A PreKindergarten team member since 2016, Casey studied at Colby-Sawyer College in New Hampshire, then finished at Fisher College in Boston, where she earned a degree in human services with a minor in early childhood education. In her native Hingham, Massachusetts, Casey started a creative art program that traveled to schools and homes of preschoolers, then contemplated opening her own studio. But first, she took a break to ski out West. The rest of the story is a familiar one: she went back home for a summer, but quickly “realized I wanted to be back in Colorado working with children. Then I saw the job at Country Day, and it all fell together as it was meant to be.” Casey is currently studying for her preschool director certification and a master’s degree in education.
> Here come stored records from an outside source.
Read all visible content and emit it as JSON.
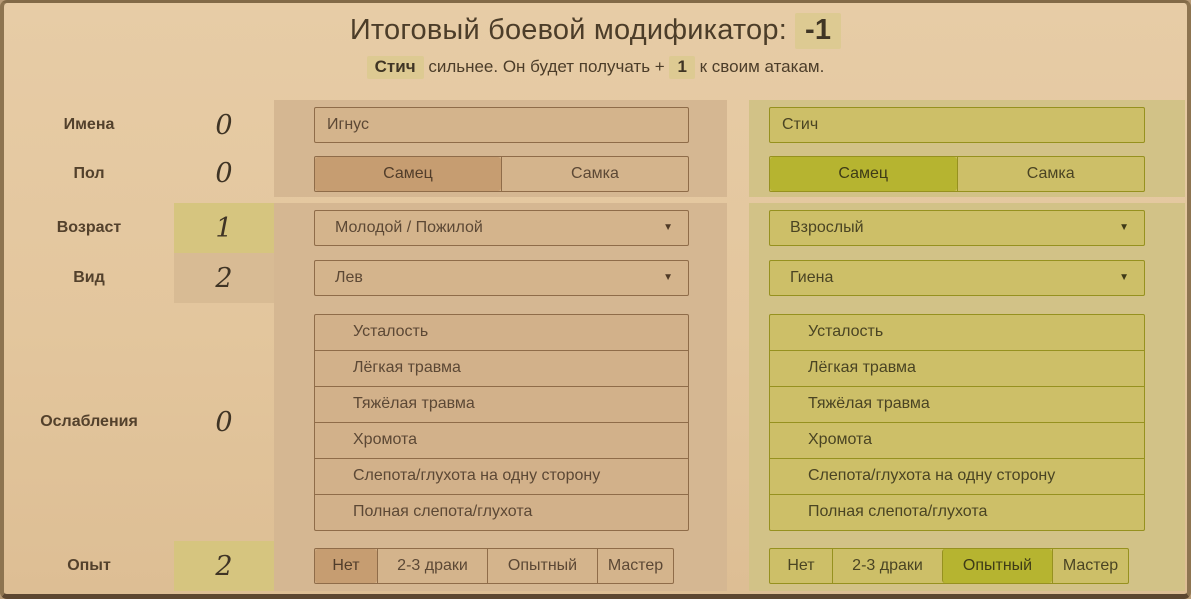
{
  "theme": {
    "left_accent": "#c69d71",
    "right_accent": "#b6b430",
    "highlight_badge": "#ddca92",
    "left_panel": "#d5b792",
    "right_panel": "#d2c287",
    "score_highlight_left": "#d8bb94",
    "score_highlight_right": "#d6c57f"
  },
  "header": {
    "title": "Итоговый боевой модификатор:",
    "total_modifier": "-1",
    "winner_name": "Стич",
    "summary_mid": " сильнее. Он будет получать + ",
    "bonus_value": "1",
    "summary_tail": " к своим атакам."
  },
  "categories": {
    "names": {
      "label": "Имена",
      "score": "0"
    },
    "gender": {
      "label": "Пол",
      "score": "0"
    },
    "age": {
      "label": "Возраст",
      "score": "1"
    },
    "species": {
      "label": "Вид",
      "score": "2"
    },
    "weaknesses": {
      "label": "Ослабления",
      "score": "0"
    },
    "experience": {
      "label": "Опыт",
      "score": "2"
    }
  },
  "options": {
    "gender": [
      "Самец",
      "Самка"
    ],
    "weaknesses": [
      "Усталость",
      "Лёгкая травма",
      "Тяжёлая травма",
      "Хромота",
      "Слепота/глухота на одну сторону",
      "Полная слепота/глухота"
    ],
    "experience": [
      "Нет",
      "2-3 драки",
      "Опытный",
      "Мастер"
    ]
  },
  "icons": {
    "dropdown_caret": "▼"
  },
  "left_character": {
    "name": "Игнус",
    "gender_selected": "Самец",
    "age_value": "Молодой / Пожилой",
    "species_value": "Лев",
    "experience_selected": "Нет"
  },
  "right_character": {
    "name": "Стич",
    "gender_selected": "Самец",
    "age_value": "Взрослый",
    "species_value": "Гиена",
    "experience_selected": "Опытный"
  }
}
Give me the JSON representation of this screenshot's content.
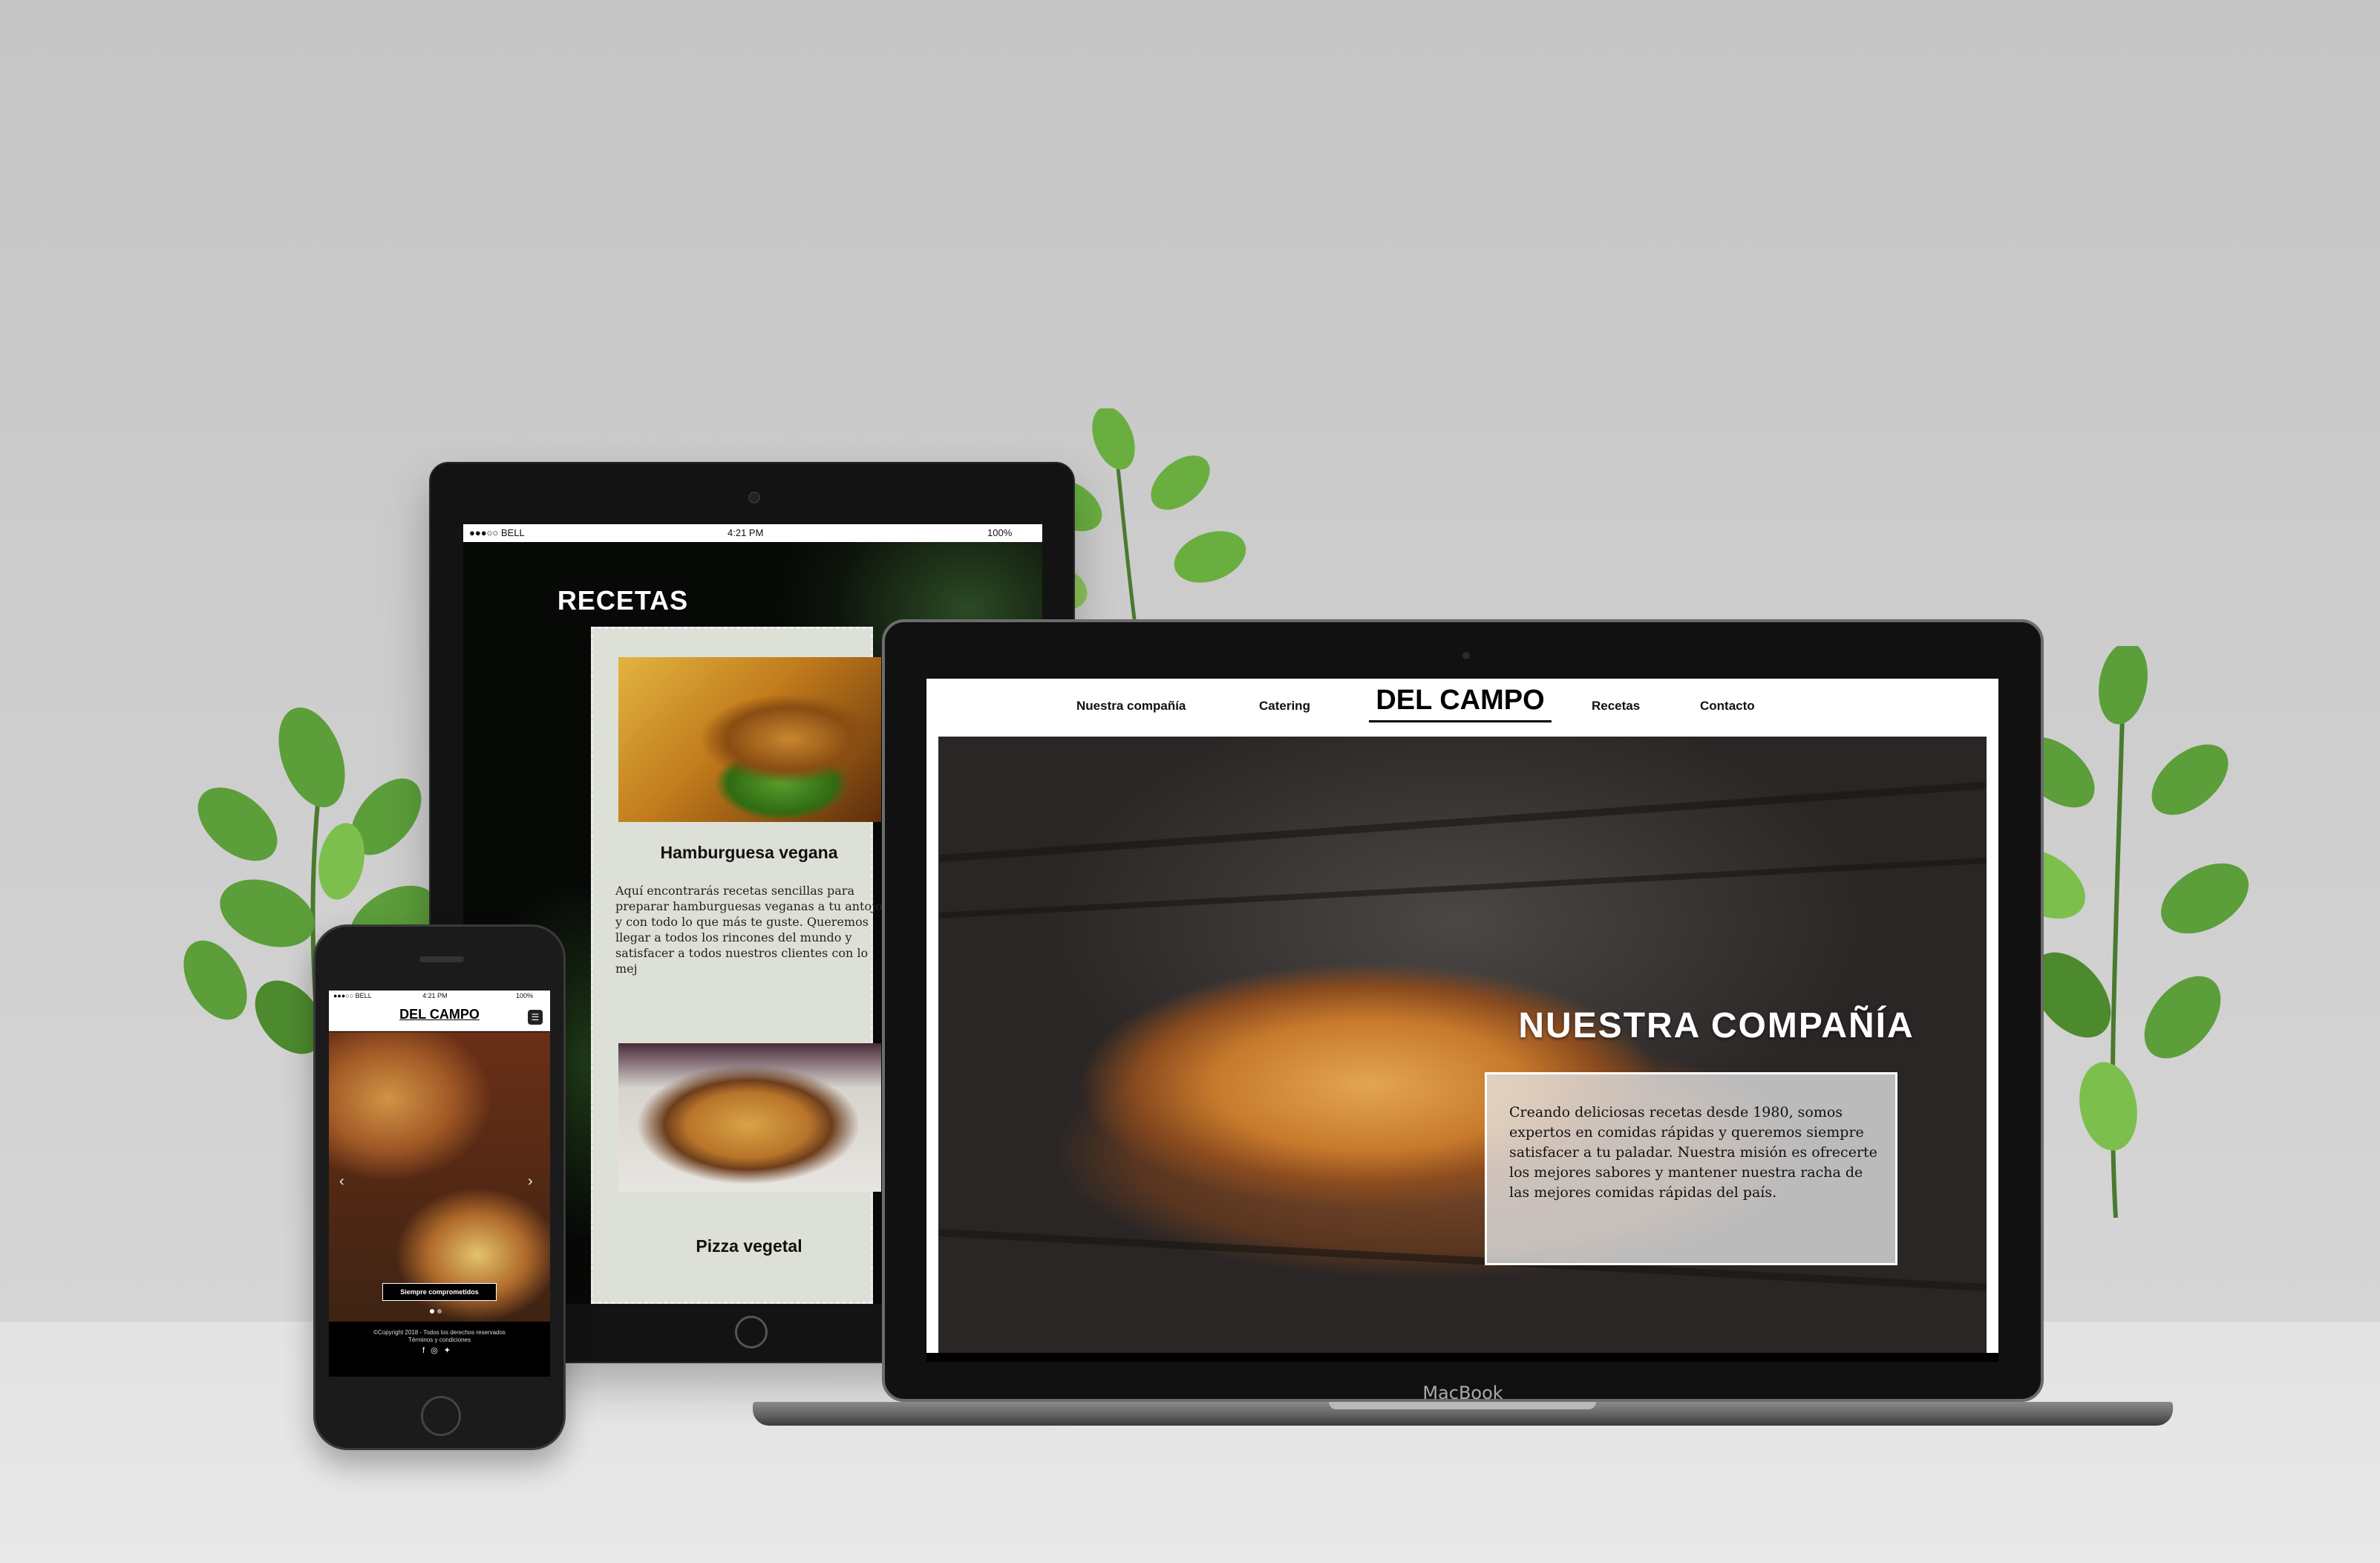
{
  "tablet": {
    "status": {
      "carrier": "●●●○○ BELL",
      "time": "4:21 PM",
      "battery": "100%"
    },
    "title": "RECETAS",
    "recipes": [
      {
        "title": "Hamburguesa vegana",
        "description": "Aquí encontrarás recetas sencillas para preparar hamburguesas veganas a tu antojo y con todo lo que más te guste. Queremos llegar a todos los rincones del mundo y satisfacer a todos nuestros clientes con lo mej"
      },
      {
        "title": "Pizza vegetal"
      }
    ]
  },
  "phone": {
    "status": {
      "carrier": "●●●○○ BELL",
      "time": "4:21 PM",
      "battery": "100%"
    },
    "logo": "DEL CAMPO",
    "cta": "Siempre comprometidos",
    "footer_line1": "©Copyright 2018 - Todos los derechos reservados",
    "footer_line2": "Términos y condiciones"
  },
  "laptop": {
    "nav": {
      "company": "Nuestra compañía",
      "catering": "Catering",
      "logo": "DEL CAMPO",
      "recipes": "Recetas",
      "contact": "Contacto"
    },
    "hero": {
      "heading": "NUESTRA COMPAÑÍA",
      "text": "Creando deliciosas recetas desde 1980, somos expertos en comidas rápidas y queremos siempre satisfacer a tu paladar.  Nuestra misión es ofrecerte los mejores sabores y mantener nuestra racha de las mejores comidas rápidas del país."
    },
    "brand": "MacBook"
  }
}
teacher Casey Scarry with children at Aspen Country Day School PreK

Favorite place on campus?

The pond. When we take the kids in the canoes and paddle around, it’s so tranquil. You can see the fish. Growing up near the ocean, water is my number-one love, so any type of water is really calming.

When you were little, what did you want to be?

I wanted to be an artist, always. I told my parents I was going to be an artist in Colorado or Italy. I had never visited those places, but I somehow had it in my heart. (Interviewer: is it true that your great uncle was the famous children’s artist Richard Scarry?) Yes, as much as I don’t like to mention it because I am my own individual person, he was one of my first and most important inspirations. Like me, he grew up on the east coast where it is all very traditional, and his dad pushed him to be a doctor or a lawyer or to take over the family store, and he was like, “No, I’m going to art school to draw for the rest of my life.” And now art is essential in my life; I am always drawing, painting, dancing.

Favorite Aspen Country Day School core value?

Respect. One of my favorite quotes is from L. R. Knost, author of The Gentle Parent: “Respecting a child teaches them that even the smallest, most powerless, most vulnerable person is worthy of respect. And that is a lesson our world desperately needs to learn.”

How do you teach respect in PreK?

Rather than just telling children what to do, we give them a voice. We ask their opinions about how things should be, rather than just shushing them because they are younger. We are modeling compassion and empathy so they can see how respect goes a long way and is contagious to others.

A challenge you see in the world and how this school works to address it?

It sometimes seems that in the wider world it’s “every man for himself,” and children are being overloaded. I think it’s a really important time for us to return to childhood and simplicity: running, climbing, laughing. To actually experience happiness, rather than to be constantly pursuing happiness. Children here are able to use their imaginations, go into the woods, make friends, get dirty and ground themselves in nature. They experience a joyful community.

What is a silver lining you see from the pandemic?

It forced people to stop and slow down, to reflect on what actually is important and how they want to live their day-to-day life going forward. A lot of my friends had those “aha” moments that prompted them to find a new path.